The Czech Republic has announced the dates for its snap election. Lawmakers voted Tuesday to dissolve parliament after a crisis over a bribery and spying scandal that brought down the prime minister in June.

https://p.dw.com/p/19VPS
Czech lawmakers attend a session on August 20, 2013 in Czech Parliament in Prague before a voting whether to dissolve the parliament. The turmoil erupted when former prime minister Petr Necas fell over a spy and bribery scandal in June 2013. AFP PHOTO / MICHAL CIZEK (Photo credit should read MICHAL CIZEK/AFP/Getty Images)
Tschechien Prag ParlamentImage: MIicael Cizek/AFP/Getty Images

President Milos Zeman said he would dissolve the lower house on Wednesday and call elections for October 25-26. The announcement came three days after lawmakers approved the early ballot as a way out of the political crisis triggered by the collapse of the country's right-wing coalition government.

The government of Civic Democrat Petr Necas fell in June amid a whirlwind of allegations about corruption and marital infidelity involving the prime minister's top aide and lover. A technocrat government led by the economist Jiri Rusnok had run the country since the toppling of the Necas administration, but it lost a confidence vote earlier this month.

Parliament's lower house dominates the legislative process, and the leader of its strongest party would generally get the first try when forming a new government.

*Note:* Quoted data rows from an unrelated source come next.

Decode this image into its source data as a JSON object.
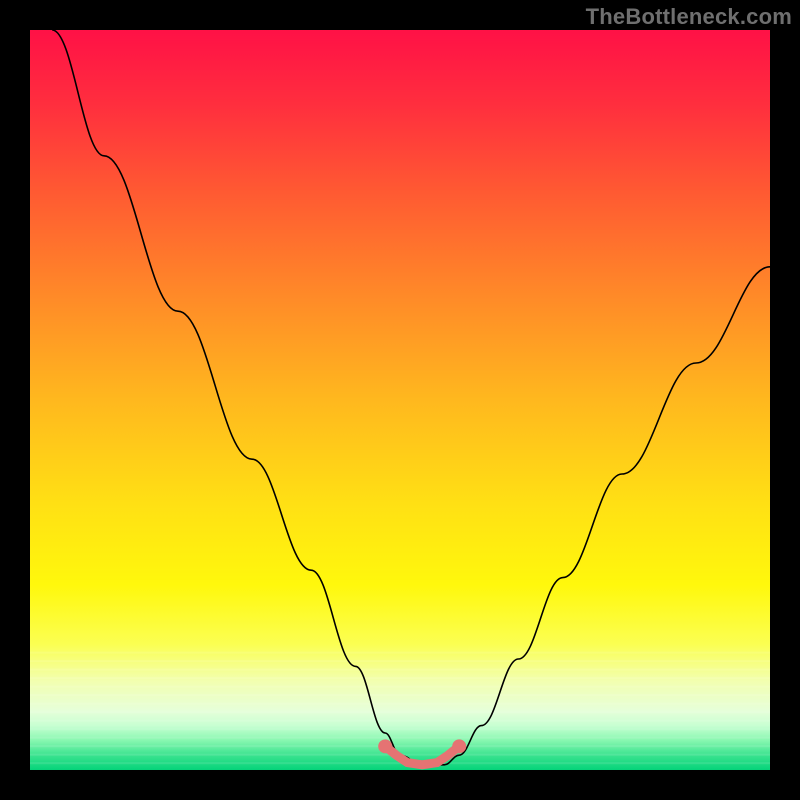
{
  "source_label": "TheBottleneck.com",
  "chart_data": {
    "type": "line",
    "title": "",
    "xlabel": "",
    "ylabel": "",
    "xlim": [
      0,
      100
    ],
    "ylim": [
      0,
      100
    ],
    "series": [
      {
        "name": "curve",
        "x": [
          3,
          10,
          20,
          30,
          38,
          44,
          48,
          50,
          53,
          56,
          58,
          61,
          66,
          72,
          80,
          90,
          100
        ],
        "y": [
          100,
          83,
          62,
          42,
          27,
          14,
          5,
          2,
          0.7,
          0.7,
          2,
          6,
          15,
          26,
          40,
          55,
          68
        ]
      },
      {
        "name": "marker-band",
        "x": [
          48,
          49.5,
          51,
          53,
          55,
          56.5,
          58
        ],
        "y": [
          3.2,
          2.0,
          1.0,
          0.7,
          1.0,
          2.0,
          3.2
        ]
      }
    ],
    "line_color": "#000000",
    "marker_color": "#e57373"
  }
}
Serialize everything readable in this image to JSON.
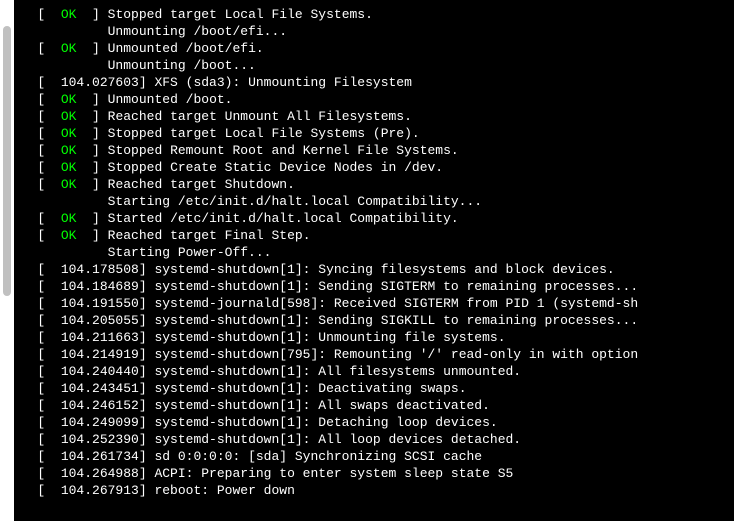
{
  "lines": [
    {
      "type": "ok",
      "text": "Stopped target Local File Systems."
    },
    {
      "type": "ind",
      "text": "Unmounting /boot/efi..."
    },
    {
      "type": "ok",
      "text": "Unmounted /boot/efi."
    },
    {
      "type": "ind",
      "text": "Unmounting /boot..."
    },
    {
      "type": "ts",
      "ts": "104.027603",
      "text": "XFS (sda3): Unmounting Filesystem"
    },
    {
      "type": "ok",
      "text": "Unmounted /boot."
    },
    {
      "type": "ok",
      "text": "Reached target Unmount All Filesystems."
    },
    {
      "type": "ok",
      "text": "Stopped target Local File Systems (Pre)."
    },
    {
      "type": "ok",
      "text": "Stopped Remount Root and Kernel File Systems."
    },
    {
      "type": "ok",
      "text": "Stopped Create Static Device Nodes in /dev."
    },
    {
      "type": "ok",
      "text": "Reached target Shutdown."
    },
    {
      "type": "ind",
      "text": "Starting /etc/init.d/halt.local Compatibility..."
    },
    {
      "type": "ok",
      "text": "Started /etc/init.d/halt.local Compatibility."
    },
    {
      "type": "ok",
      "text": "Reached target Final Step."
    },
    {
      "type": "ind",
      "text": "Starting Power-Off..."
    },
    {
      "type": "ts",
      "ts": "104.178508",
      "text": "systemd-shutdown[1]: Syncing filesystems and block devices."
    },
    {
      "type": "ts",
      "ts": "104.184689",
      "text": "systemd-shutdown[1]: Sending SIGTERM to remaining processes..."
    },
    {
      "type": "ts",
      "ts": "104.191550",
      "text": "systemd-journald[598]: Received SIGTERM from PID 1 (systemd-sh"
    },
    {
      "type": "ts",
      "ts": "104.205055",
      "text": "systemd-shutdown[1]: Sending SIGKILL to remaining processes..."
    },
    {
      "type": "ts",
      "ts": "104.211663",
      "text": "systemd-shutdown[1]: Unmounting file systems."
    },
    {
      "type": "ts",
      "ts": "104.214919",
      "text": "systemd-shutdown[795]: Remounting '/' read-only in with option"
    },
    {
      "type": "ts",
      "ts": "104.240440",
      "text": "systemd-shutdown[1]: All filesystems unmounted."
    },
    {
      "type": "ts",
      "ts": "104.243451",
      "text": "systemd-shutdown[1]: Deactivating swaps."
    },
    {
      "type": "ts",
      "ts": "104.246152",
      "text": "systemd-shutdown[1]: All swaps deactivated."
    },
    {
      "type": "ts",
      "ts": "104.249099",
      "text": "systemd-shutdown[1]: Detaching loop devices."
    },
    {
      "type": "ts",
      "ts": "104.252390",
      "text": "systemd-shutdown[1]: All loop devices detached."
    },
    {
      "type": "ts",
      "ts": "104.261734",
      "text": "sd 0:0:0:0: [sda] Synchronizing SCSI cache"
    },
    {
      "type": "ts",
      "ts": "104.264988",
      "text": "ACPI: Preparing to enter system sleep state S5"
    },
    {
      "type": "ts",
      "ts": "104.267913",
      "text": "reboot: Power down"
    }
  ],
  "ok_label": "OK"
}
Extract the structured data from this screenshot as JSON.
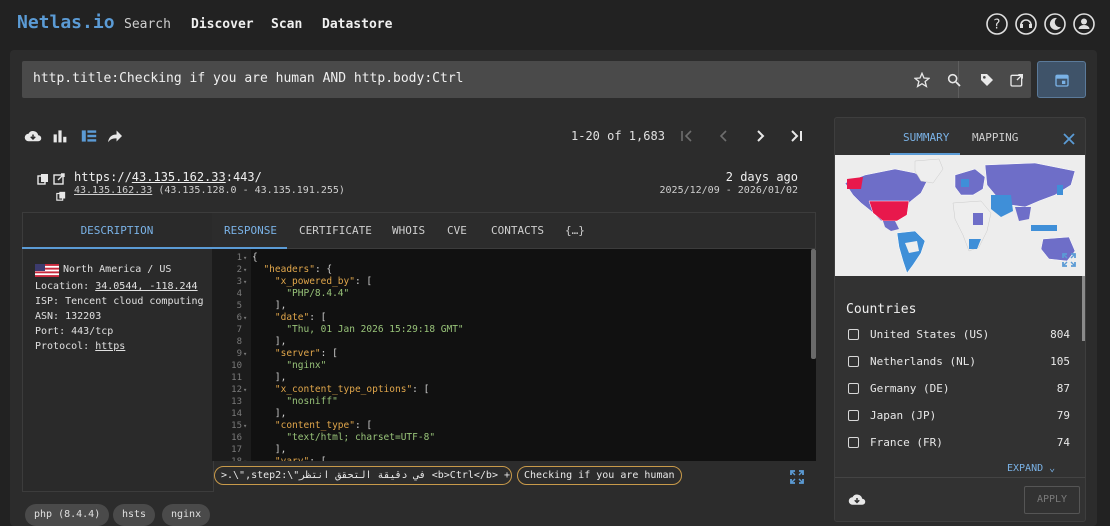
{
  "nav": {
    "logo": "Netlas.io",
    "links": [
      "Search",
      "Discover",
      "Scan",
      "Datastore"
    ],
    "icons": [
      "help-icon",
      "support-icon",
      "theme-toggle-icon",
      "account-icon"
    ]
  },
  "search": {
    "query": "http.title:Checking if you are human AND http.body:Ctrl",
    "icons": [
      "star-icon",
      "search-icon",
      "tag-icon",
      "share-icon",
      "calendar-icon"
    ]
  },
  "toolbar": {
    "icons": [
      "download-icon",
      "chart-icon",
      "list-view-icon",
      "share-arrow-icon"
    ],
    "pager": "1-20 of 1,683"
  },
  "result": {
    "url_prefix": "https://",
    "url_host": "43.135.162.33",
    "url_suffix": ":443/",
    "ip": "43.135.162.33",
    "range": "(43.135.128.0 - 43.135.191.255)",
    "ago": "2 days ago",
    "dates": "2025/12/09 - 2026/01/02"
  },
  "description": {
    "tab": "DESCRIPTION",
    "region": "North America / US",
    "location_label": "Location: ",
    "location_value": "34.0544, -118.244",
    "isp": "ISP: Tencent cloud computing",
    "asn": "ASN: 132203",
    "port": "Port: 443/tcp",
    "protocol_label": "Protocol: ",
    "protocol_value": "https"
  },
  "tabs": [
    "RESPONSE",
    "CERTIFICATE",
    "WHOIS",
    "CVE",
    "CONTACTS",
    "{…}"
  ],
  "code_lines": [
    {
      "n": "1",
      "fold": true,
      "t": "{"
    },
    {
      "n": "2",
      "fold": true,
      "t": "  \"headers\": {"
    },
    {
      "n": "3",
      "fold": true,
      "t": "    \"x_powered_by\": ["
    },
    {
      "n": "4",
      "fold": false,
      "t": "      \"PHP/8.4.4\""
    },
    {
      "n": "5",
      "fold": false,
      "t": "    ],"
    },
    {
      "n": "6",
      "fold": true,
      "t": "    \"date\": ["
    },
    {
      "n": "7",
      "fold": false,
      "t": "      \"Thu, 01 Jan 2026 15:29:18 GMT\""
    },
    {
      "n": "8",
      "fold": false,
      "t": "    ],"
    },
    {
      "n": "9",
      "fold": true,
      "t": "    \"server\": ["
    },
    {
      "n": "10",
      "fold": false,
      "t": "      \"nginx\""
    },
    {
      "n": "11",
      "fold": false,
      "t": "    ],"
    },
    {
      "n": "12",
      "fold": true,
      "t": "    \"x_content_type_options\": ["
    },
    {
      "n": "13",
      "fold": false,
      "t": "      \"nosniff\""
    },
    {
      "n": "14",
      "fold": false,
      "t": "    ],"
    },
    {
      "n": "15",
      "fold": true,
      "t": "    \"content_type\": ["
    },
    {
      "n": "16",
      "fold": false,
      "t": "      \"text/html; charset=UTF-8\""
    },
    {
      "n": "17",
      "fold": false,
      "t": "    ],"
    },
    {
      "n": "18",
      "fold": true,
      "t": "    \"vary\": ["
    }
  ],
  "highlights": [
    ">.\\\",step2:\\\"في دقيقة التحقق انتظر <b>Ctrl</b> + <b>V</b",
    "Checking if you are human"
  ],
  "tags": [
    "php (8.4.4)",
    "hsts",
    "nginx"
  ],
  "right_panel": {
    "tabs": [
      "SUMMARY",
      "MAPPING"
    ],
    "countries_title": "Countries",
    "countries": [
      {
        "name": "United States (US)",
        "count": "804"
      },
      {
        "name": "Netherlands (NL)",
        "count": "105"
      },
      {
        "name": "Germany (DE)",
        "count": "87"
      },
      {
        "name": "Japan (JP)",
        "count": "79"
      },
      {
        "name": "France (FR)",
        "count": "74"
      }
    ],
    "expand": "EXPAND",
    "apply": "APPLY"
  },
  "colors": {
    "accent": "#5b9bd5",
    "highlight_border": "#c89a4a",
    "map_us": "#e8184c",
    "map_primary": "#6e6ec8",
    "map_secondary": "#3f8fd8"
  }
}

Should poll numbers bear out, the opposition Social Democrats would likely emerge as the strongest party after the vote, held seven months ahead of schedule.

Social Democrat leader Bohuslav Sobotka told the news agency Reuters this week that his party could rule in a minority government, supported by the Communist Party of Bohemia and Moravia or other factions in parliament. That would represent the first time since the 1989 Velvet Revolution that the Communists, albeit watered down from party that ruled the country for four decades, could have a direct impact on government policies.